The PV system simulation models have developed throughout time to examine both standalone and grid-tied system performance. For PV array modelling and simulation, mathematical methods based on mathematical equations have been studied in the literature. While the circuit-based models used in PSPICE and MATLAB to build the PV circuit model contain parts like resistors and diodes. Installation of PV systems for grid-connected and stand-alone operation has become possible because to the quick innovation in this field. Data driven modelling is an emerging field of research for PV systems that uses simulation's capabilities to investigate a system's behaviour and forecast its response.
Large data is accessible in power systems and can be collected and used to more effectively examine a system's dynamics. The PV system's Maximum Power Point (MPP) tracking is an essential component. There are numerous approaches that have been developed and used, but it can be challenging to decide which maximum power point tracking approach is best for a particular PV system. The Perturb and Observe method's delayed response to atmospheric circumstances is one of the incremental conductance technique's shortcomings. Wind energy is quickly gaining importance among renewable energy sources, and much research is being done to capture it. Worldwide, wind power generation is growing and provides clean, sustainable, and affordable electricity.

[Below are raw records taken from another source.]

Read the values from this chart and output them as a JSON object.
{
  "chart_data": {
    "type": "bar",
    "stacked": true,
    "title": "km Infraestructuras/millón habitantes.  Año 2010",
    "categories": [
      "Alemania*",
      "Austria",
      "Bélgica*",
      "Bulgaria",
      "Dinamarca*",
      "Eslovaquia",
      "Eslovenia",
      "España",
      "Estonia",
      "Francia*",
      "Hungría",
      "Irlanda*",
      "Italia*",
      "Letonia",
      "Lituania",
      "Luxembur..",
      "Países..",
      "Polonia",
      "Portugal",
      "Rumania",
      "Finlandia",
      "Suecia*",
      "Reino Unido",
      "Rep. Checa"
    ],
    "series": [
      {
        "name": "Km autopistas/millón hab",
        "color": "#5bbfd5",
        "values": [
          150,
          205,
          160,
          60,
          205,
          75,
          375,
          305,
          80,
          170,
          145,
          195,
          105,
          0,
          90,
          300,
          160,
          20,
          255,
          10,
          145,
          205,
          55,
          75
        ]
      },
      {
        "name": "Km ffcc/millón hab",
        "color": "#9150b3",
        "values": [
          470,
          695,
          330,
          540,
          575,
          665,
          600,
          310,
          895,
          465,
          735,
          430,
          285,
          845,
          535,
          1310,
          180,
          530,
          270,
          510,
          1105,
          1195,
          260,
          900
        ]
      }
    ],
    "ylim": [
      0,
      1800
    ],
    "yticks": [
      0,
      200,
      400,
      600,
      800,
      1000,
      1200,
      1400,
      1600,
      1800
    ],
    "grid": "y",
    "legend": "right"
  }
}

The operation of a wind farm determines the cost of using wind energy. i.e., how powerful the wind farm is. Only around 59% of the power drawn from wind, even when there is no loss in the turbine, gets transformed to useful electrical energy. The power extracted from wind is determined by the strength of the wind and the generator's operating point. Maximum Power Point Tracking (MPPT) is necessary for maximum power extraction from wind turbines, which may have vertical or horizontal axes. The MPPT modifies the turbine rotor speed in response to changes in wind speed. Small power generators called micro-turbines turn an electrical generator with outputs ranging from 30 to 400kW by burning gaseous and liquid fuels at high speeds.

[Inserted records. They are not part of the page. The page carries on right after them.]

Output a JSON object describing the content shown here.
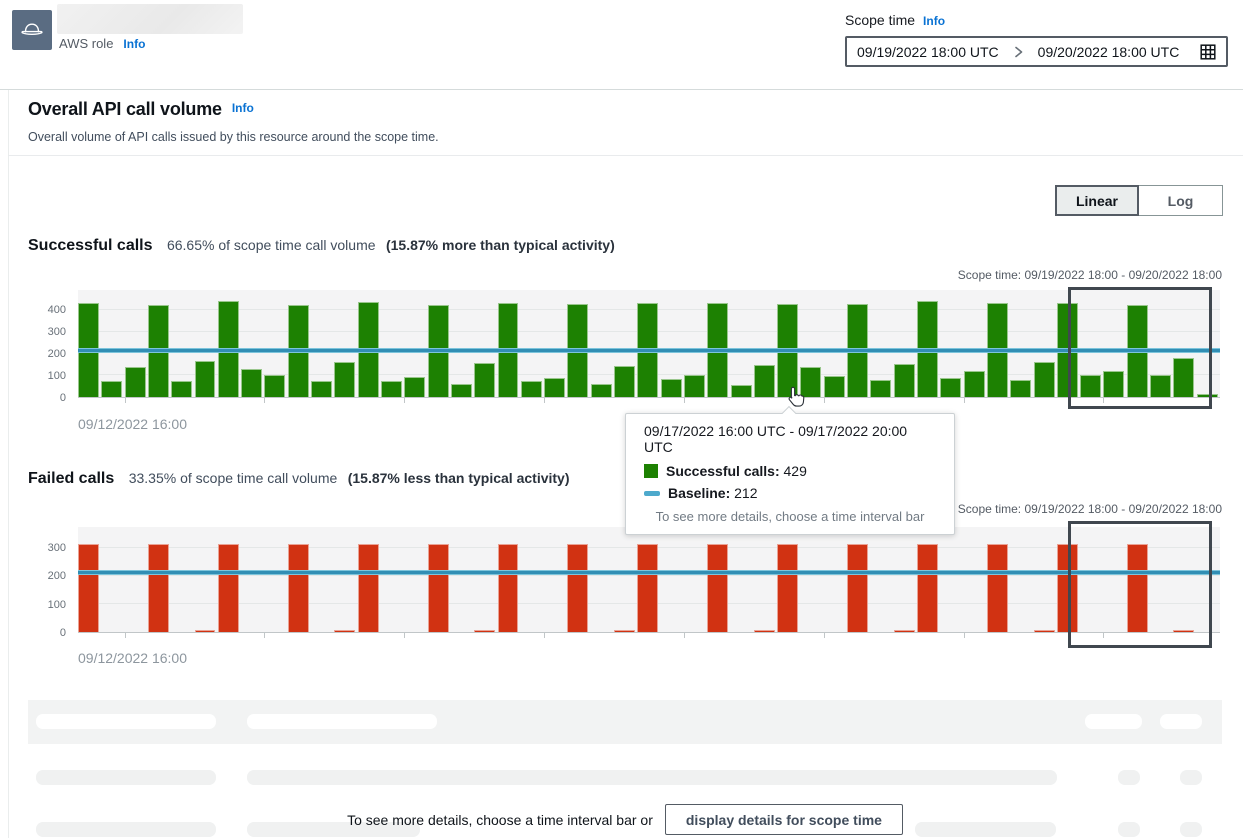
{
  "header": {
    "role_type_label": "AWS role",
    "role_info_label": "Info",
    "scope_time_label": "Scope time",
    "scope_info_label": "Info",
    "scope_start": "09/19/2022 18:00 UTC",
    "scope_end": "09/20/2022 18:00 UTC"
  },
  "overview": {
    "title": "Overall API call volume",
    "info_label": "Info",
    "description": "Overall volume of API calls issued by this resource around the scope time."
  },
  "toggle": {
    "linear_label": "Linear",
    "log_label": "Log",
    "selected": "Linear"
  },
  "scope_banner": "Scope time: 09/19/2022 18:00 - 09/20/2022 18:00",
  "x_axis_start": "09/12/2022 16:00",
  "successful": {
    "title": "Successful calls",
    "volume_text": "66.65% of scope time call volume",
    "comparison_text": "(15.87% more than typical activity)"
  },
  "failed": {
    "title": "Failed calls",
    "volume_text": "33.35% of scope time call volume",
    "comparison_text": "(15.87% less than typical activity)"
  },
  "tooltip": {
    "time_range": "09/17/2022 16:00 UTC - 09/17/2022 20:00 UTC",
    "series_label": "Successful calls:",
    "series_value": "429",
    "baseline_label": "Baseline:",
    "baseline_value": "212",
    "footer": "To see more details, choose a time interval bar"
  },
  "cta": {
    "hint": "To see more details, choose a time interval bar or",
    "button_label": "display details for scope time"
  },
  "chart_data": [
    {
      "type": "bar",
      "title": "Successful calls",
      "x_start_label": "09/12/2022 16:00",
      "interval_hours": 4,
      "values": [
        430,
        75,
        140,
        420,
        75,
        165,
        440,
        130,
        100,
        420,
        75,
        160,
        435,
        75,
        90,
        423,
        62,
        155,
        432,
        75,
        86,
        428,
        60,
        141,
        432,
        82,
        100,
        432,
        55,
        145,
        429,
        140,
        95,
        425,
        80,
        150,
        440,
        85,
        120,
        430,
        80,
        160,
        430,
        100,
        120,
        420,
        100,
        180,
        15
      ],
      "baseline": 212,
      "yticks": [
        0,
        100,
        200,
        300,
        400
      ],
      "ymax": 491,
      "bar_color": "#1d8102",
      "baseline_color": "#318eb4",
      "scope_highlight": "09/19/2022 18:00 - 09/20/2022 18:00",
      "legend": [
        "Successful calls",
        "Baseline"
      ]
    },
    {
      "type": "bar",
      "title": "Failed calls",
      "x_start_label": "09/12/2022 16:00",
      "interval_hours": 4,
      "values": [
        315,
        0,
        0,
        315,
        0,
        6,
        315,
        0,
        0,
        315,
        0,
        6,
        315,
        0,
        0,
        315,
        0,
        6,
        315,
        0,
        0,
        315,
        0,
        6,
        315,
        0,
        0,
        315,
        0,
        6,
        315,
        0,
        0,
        315,
        0,
        6,
        315,
        0,
        0,
        315,
        0,
        6,
        315,
        0,
        0,
        315,
        0,
        6,
        0
      ],
      "baseline": 210,
      "yticks": [
        0,
        100,
        200,
        300
      ],
      "ymax": 374,
      "bar_color": "#d13212",
      "baseline_color": "#318eb4",
      "scope_highlight": "09/19/2022 18:00 - 09/20/2022 18:00",
      "legend": [
        "Failed calls",
        "Baseline"
      ]
    }
  ]
}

They are a factor in tiny gas turbine evaluation and have long played a significant role in the field of microgeneration. Microturbine models come in two main varieties: split shaft design and high speed single shaft type, both of which are useful for dynamic simulations. The increased use of renewable energy sources raises concerns about their intermittent nature, which highlights the significance of energy storage. Energy storage facilities significantly increase the effectiveness of distributed generation and aid in maintaining substation voltage and frequency levels. Utilizing resources effectively aids in solving issues affecting the quality of uninterrupted supply for both consumers and the utility. Energy storage systems are categorised according to the type of energy they utilise.

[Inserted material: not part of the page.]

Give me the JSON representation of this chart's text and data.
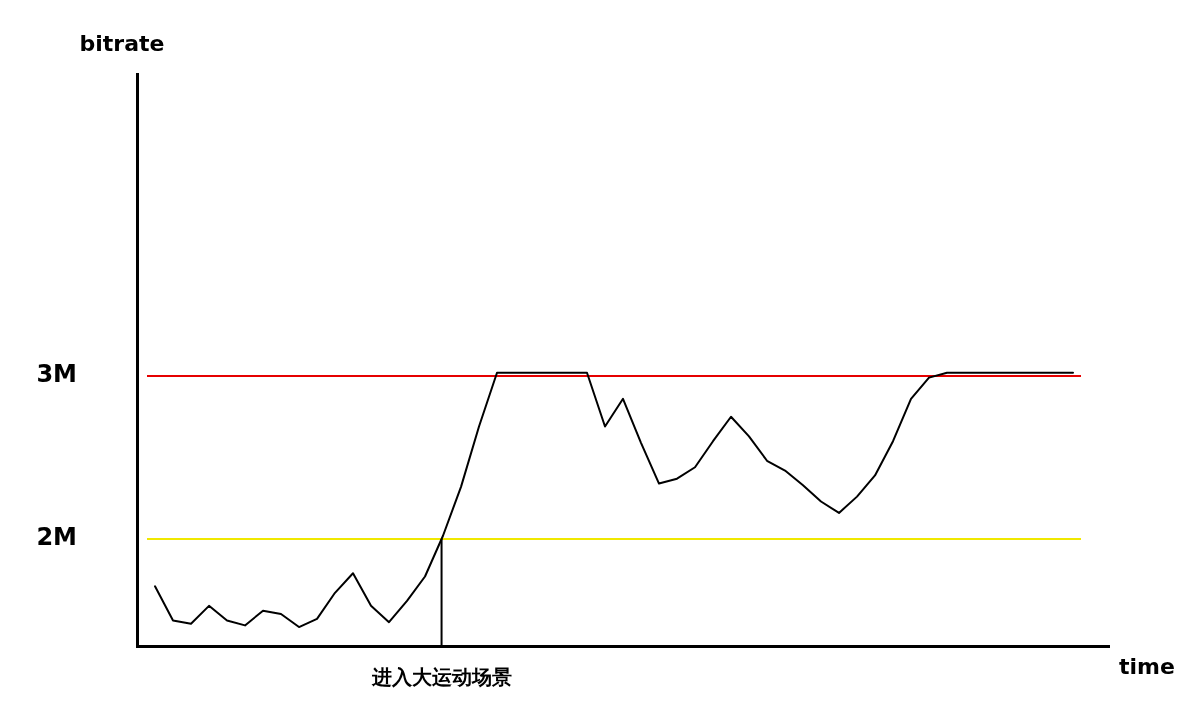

Electrical energy can be stored using the following energy sources: electrical (super conducting magnetic coil and double layer capacitor), mechanical (pumped storage system, flywheel storage, and compressed air), thermal (heat storage), chemical & electrochemical (hydrogen, secondary batteries, and flow batteries), and nuclear. In addition to discussing the components of battery modelling and the energy system model for evaluating the value of batteries, the appropriate size of an energy storage system with cost evaluation is offered.